LA MEMORIA YÓLOTL ANÁHUAC

Archivos Comunitarios y Memoria Colectiva del Sur la Ciudad de México

El rescate de la memoria que se llevó a cabo en el Pueblo de Santa Úrsula Coapa, el Pedregal de Santa Úrsula, el Pedregal de Santo Domingo y el Pueblo de San Lorenzo Huipulco, es resultado de una colaboración entre la Dirección de Vinculación Cultural Comunitaria de la Secretaría de Cultura de la Ciudad de México, el programa Yólotl Anáhuac,  la Unión de Colonos de San Miguel Teotongo y su Archivo Histórico UCSMT. 

Con este rescate se busca difundir la historia de la vida cotidiana, la cultura, la identidad y las tradiciones de los Pueblos,  Barrios y  Colonias de la Ciudad de México a través de la propia voz de las personas que la habitan. Para su realización se llevaron a cabo recorridos en el territorio y entrevistas, pero fue a través de la conversación a pie de calle  con las personas, que se descubrieron inscripciones, objetos y narrativas que revelaron no solo una historia familiar, si no también una memoria colectiva que es visible en los álbumes familiares, las anécdotas y los recuerdos que conforman este trabajo, basado en un proceso metodológico que tiene influencia del cine documental. 

Las historias contadas por las abuelas y los abuelos, las leyendas y los mitos poblados de fantasmas, de bandidos; los recuerdos de cuando no había nada, o de cuando todo era un desierto de lava petrificado hace siglos; el recuerdo de la flora y de la fauna, de los campos interminables en los que se sembraban flores y hortalizas; las geografías propicias para cacomixtles, lagartijas, ranas, tarántulas, serpientes, murciélagos, lechuzas y luciérnagas; ríos en los que corría el  agua cristalina; ojos de agua y canteras, son parte de esas memorias en las que aparecen personajes emblemáticos como la partera, el arriero, la curandera y el sereno, o en tiempos más recientes, la luchadora social, la maestra, el estudiante, el fotógrafo, el carpintero, las familias que se organizan en comités para adornar la iglesia y llevar música bohemia durante alguna festividad, la tienda de abarrotes, la panadería, el puesto de comida, la cocina, entre muchos otros. Pero también son visibles los cambios que ha tenido la ciudad, y aunque algunos sitios ya no existen, aún quedan en la memoria de sus habitantes antiguas estaciones de tranvía, garitas, establos, llanos, estatuas y callejones que dieron paso a una avenida, a un asentamiento de viviendas, a una nueva estación, a un parque, a un taller y a un coloso de concreto sobre los que se cuentan un sin fin de historias, escenarios sobre los que, además, se crean nuevas narrativas, como la del luchador que está orgulloso de su origen y renueva el mito,  el antropólogo que narra el pasado y transforma el presente, el historiador que promueve la participación colectiva, el defensor y la defensora del Pueblo, el vecino y la vecina que celebran una fiesta y fomentan una tradición y la  familia que conserva un oficio. 

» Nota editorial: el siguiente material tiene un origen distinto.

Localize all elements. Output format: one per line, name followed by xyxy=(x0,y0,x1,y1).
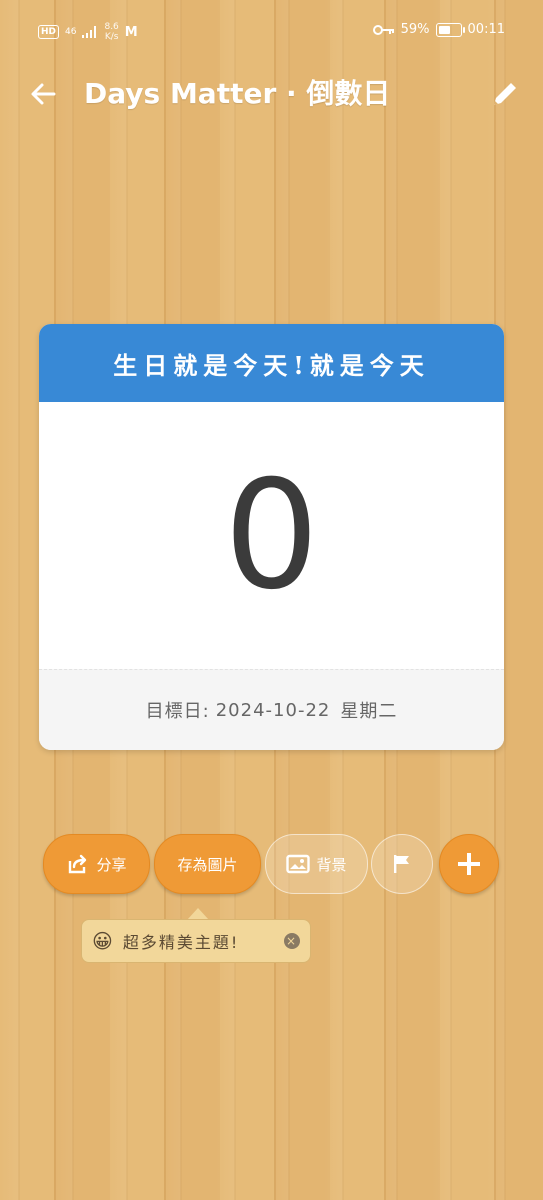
app-bar: Days Matter · 倒數日 xyxy=(0,64,543,124)
status-left: HD 46 8.6 K/s M xyxy=(38,22,138,42)
clock: 00:11 xyxy=(467,22,505,37)
close-icon[interactable]: × xyxy=(284,933,300,949)
flag-icon xyxy=(394,855,409,873)
battery-fill xyxy=(438,25,450,34)
share-label: 分享 xyxy=(96,855,127,874)
save-image-button[interactable]: 存為圖片 xyxy=(154,834,261,894)
target-date-value: 2024-10-22 xyxy=(215,699,331,721)
flag-button[interactable] xyxy=(371,834,433,894)
target-date-label: 目標日: xyxy=(145,701,210,722)
event-card[interactable]: 生日就是今天!就是今天 0 目標日: 2024-10-22 星期二 xyxy=(39,324,504,750)
share-icon xyxy=(69,854,87,874)
plus-icon xyxy=(458,853,480,875)
battery-icon xyxy=(435,22,465,37)
network-type: 46 xyxy=(65,27,77,37)
background-label: 背景 xyxy=(316,855,347,874)
battery-percent: 59% xyxy=(400,22,430,37)
tooltip-text: 超多精美主題! xyxy=(122,933,240,952)
hd-badge: HD xyxy=(38,25,60,39)
target-weekday: 星期二 xyxy=(340,701,398,722)
key-icon xyxy=(372,24,394,35)
days-count: 0 xyxy=(223,449,320,623)
add-button[interactable] xyxy=(439,834,499,894)
page-title: Days Matter · 倒數日 xyxy=(84,77,391,110)
smile-emoji-icon: 😀 xyxy=(92,929,115,953)
background-button[interactable]: 背景 xyxy=(265,834,368,894)
back-button[interactable] xyxy=(26,76,62,112)
target-date-row: 目標日: 2024-10-22 星期二 xyxy=(39,669,504,750)
event-title: 生日就是今天!就是今天 xyxy=(39,324,504,402)
theme-tooltip[interactable]: 😀 超多精美主題! × xyxy=(81,919,311,963)
share-button[interactable]: 分享 xyxy=(43,834,150,894)
status-bar: HD 46 8.6 K/s M 59% 00:11 xyxy=(0,0,543,64)
image-icon xyxy=(286,854,311,874)
status-right: 59% 00:11 xyxy=(372,22,505,37)
pencil-icon xyxy=(494,83,516,105)
edit-button[interactable] xyxy=(487,76,523,112)
signal-icon xyxy=(82,26,97,38)
network-speed: 8.6 K/s xyxy=(104,22,119,42)
gmail-icon: M xyxy=(124,24,138,40)
save-image-label: 存為圖片 xyxy=(177,855,238,874)
arrow-left-icon xyxy=(31,83,56,105)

Este trabajo es apenas una pequeña parte de toda aquella riqueza cultural que se encuentra en los pueblos, barrios y colonias de nuestra ciudad. Esperamos que muy pronto este modelo pueda ampliarse y replicarse en otros sitios. Agradecemos a todas las personas que nos abrieron las puertas de su casa y que nos mostraron los tesoros más valiosos de sus familias, sus recuerdos.